Eirini Kafourou handles communications for Megaventory the online inventory management system that can help small businesses synchronize stock and manage purchases and sales over multiple stores.
Inventory is the core of every retail and wholesale business. At the same time, if not managed effectively, it can cause loss of customers and revenue. Especially if you are a small retailer or wholesaler, there is no room for inventory mistakes.
Here is a list of five common inventory mistakes and what you can do to avoid them.
1. Order more than you actually need
Getting stuck with more products than you can actually sell can be a headache to even the best-run shops. To keep a good quantity of inventory, data is crucial. At regular intervals check how fast different products move so you can quickly push slow moving inventory with discounts and special deals, before it becomes totally unmovable. However, forecasts are not perfect. A good idea is to map some scenarios with your team before things get to the point where everyone starts feeling demoralized.
2. Keep the same inventory for too long
In a world that constantly changes, where new products pop up every day, a shop that does not move at the same pace can look boring and outdated. When big box stores push new products even on a weekly basis, customers expect the same from all the others as well. For that, you need to rotate your inventory regularly. This can increase your expenses, but forever lost customers can actually cost you a lot more.
3. Order the same product from too many suppliers
While it is good to have many options, having too many suppliers for the same product can actually cost you more. To get better prices from suppliers and stay competitive, it is important to invest in a good long-term relationship with some of your key suppliers. This will help you negotiate better prices and even give you priority against other retailers when highly popular products are low or out of stock.
4. Have no backup suppliers
At the same time, you should not only rely on good relationships when it comes to business. Having backup suppliers can be a life-saver with low-stock items. With so many other options and offers, customers are likely to walk out the door and never return, if what they were looking is available elsewhere.
5. Track your inventory with outdated methods
At the start of your business manually tracking inventory on spreadsheets may seem a good enough solution. But, as soon as your product list grows along with your business, spreadsheets will become a headache for you and your employees, depriving you of quality time, which you could use in other aspects of your business (or personal life).
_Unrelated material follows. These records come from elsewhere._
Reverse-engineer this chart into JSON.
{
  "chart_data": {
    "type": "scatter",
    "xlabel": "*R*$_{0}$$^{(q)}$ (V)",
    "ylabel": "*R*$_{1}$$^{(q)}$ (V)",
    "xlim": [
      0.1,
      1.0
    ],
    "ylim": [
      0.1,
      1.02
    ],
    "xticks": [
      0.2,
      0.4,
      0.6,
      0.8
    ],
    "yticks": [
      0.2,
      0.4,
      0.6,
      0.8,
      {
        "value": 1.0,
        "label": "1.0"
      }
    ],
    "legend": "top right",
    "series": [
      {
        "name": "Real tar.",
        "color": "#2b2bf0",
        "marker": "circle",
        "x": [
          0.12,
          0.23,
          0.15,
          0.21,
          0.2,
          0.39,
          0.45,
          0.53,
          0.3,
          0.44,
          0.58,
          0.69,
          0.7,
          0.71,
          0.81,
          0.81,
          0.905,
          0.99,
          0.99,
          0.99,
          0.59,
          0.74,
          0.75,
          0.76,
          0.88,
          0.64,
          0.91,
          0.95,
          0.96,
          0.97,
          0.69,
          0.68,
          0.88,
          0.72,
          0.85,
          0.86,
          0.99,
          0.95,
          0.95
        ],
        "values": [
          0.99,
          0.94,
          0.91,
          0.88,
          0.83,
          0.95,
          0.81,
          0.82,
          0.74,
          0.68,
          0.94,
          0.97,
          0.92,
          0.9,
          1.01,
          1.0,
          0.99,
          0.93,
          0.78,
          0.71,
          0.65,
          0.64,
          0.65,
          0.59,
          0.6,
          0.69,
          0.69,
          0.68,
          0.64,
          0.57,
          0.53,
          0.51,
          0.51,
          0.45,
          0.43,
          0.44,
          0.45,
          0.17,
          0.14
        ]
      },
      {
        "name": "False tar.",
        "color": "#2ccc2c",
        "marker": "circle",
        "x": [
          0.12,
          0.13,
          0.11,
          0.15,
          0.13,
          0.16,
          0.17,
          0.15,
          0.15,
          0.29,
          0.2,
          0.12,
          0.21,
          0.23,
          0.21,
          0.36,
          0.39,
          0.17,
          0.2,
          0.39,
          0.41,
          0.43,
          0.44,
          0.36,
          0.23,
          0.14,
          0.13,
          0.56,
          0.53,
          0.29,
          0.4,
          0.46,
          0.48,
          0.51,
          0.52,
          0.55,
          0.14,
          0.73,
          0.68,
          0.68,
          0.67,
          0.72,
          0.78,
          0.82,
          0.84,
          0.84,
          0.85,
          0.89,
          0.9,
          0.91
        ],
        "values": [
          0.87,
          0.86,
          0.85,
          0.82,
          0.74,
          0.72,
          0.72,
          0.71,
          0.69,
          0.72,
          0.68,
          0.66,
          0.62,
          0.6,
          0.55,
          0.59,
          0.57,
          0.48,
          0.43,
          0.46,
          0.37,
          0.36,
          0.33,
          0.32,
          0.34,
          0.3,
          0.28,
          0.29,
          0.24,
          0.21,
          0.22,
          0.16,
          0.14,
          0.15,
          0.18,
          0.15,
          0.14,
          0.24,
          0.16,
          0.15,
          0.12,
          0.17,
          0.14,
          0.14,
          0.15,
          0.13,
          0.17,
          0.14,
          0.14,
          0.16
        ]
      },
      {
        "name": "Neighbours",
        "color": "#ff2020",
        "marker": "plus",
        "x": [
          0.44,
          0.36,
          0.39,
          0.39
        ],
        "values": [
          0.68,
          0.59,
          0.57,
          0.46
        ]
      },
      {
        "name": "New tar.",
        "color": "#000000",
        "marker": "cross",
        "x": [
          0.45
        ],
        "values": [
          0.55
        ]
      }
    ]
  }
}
An inventory management system can help you not only effectively monitor your inventory, but it can also simplify the return process. Moreover, an online inventory management system can help you save up time and money. Cloud computing spares companies the time and money-consuming processes of installation and maintenance, as you just pay for the service. At the same time, the very notion of the workplace is transformed. Employees are able to work remotely and be mobile, and you can monitor all your business operations from one place.
To sum this up, inventory management is essential for a successful business. Doing this in the most efficient way will help your business stand out.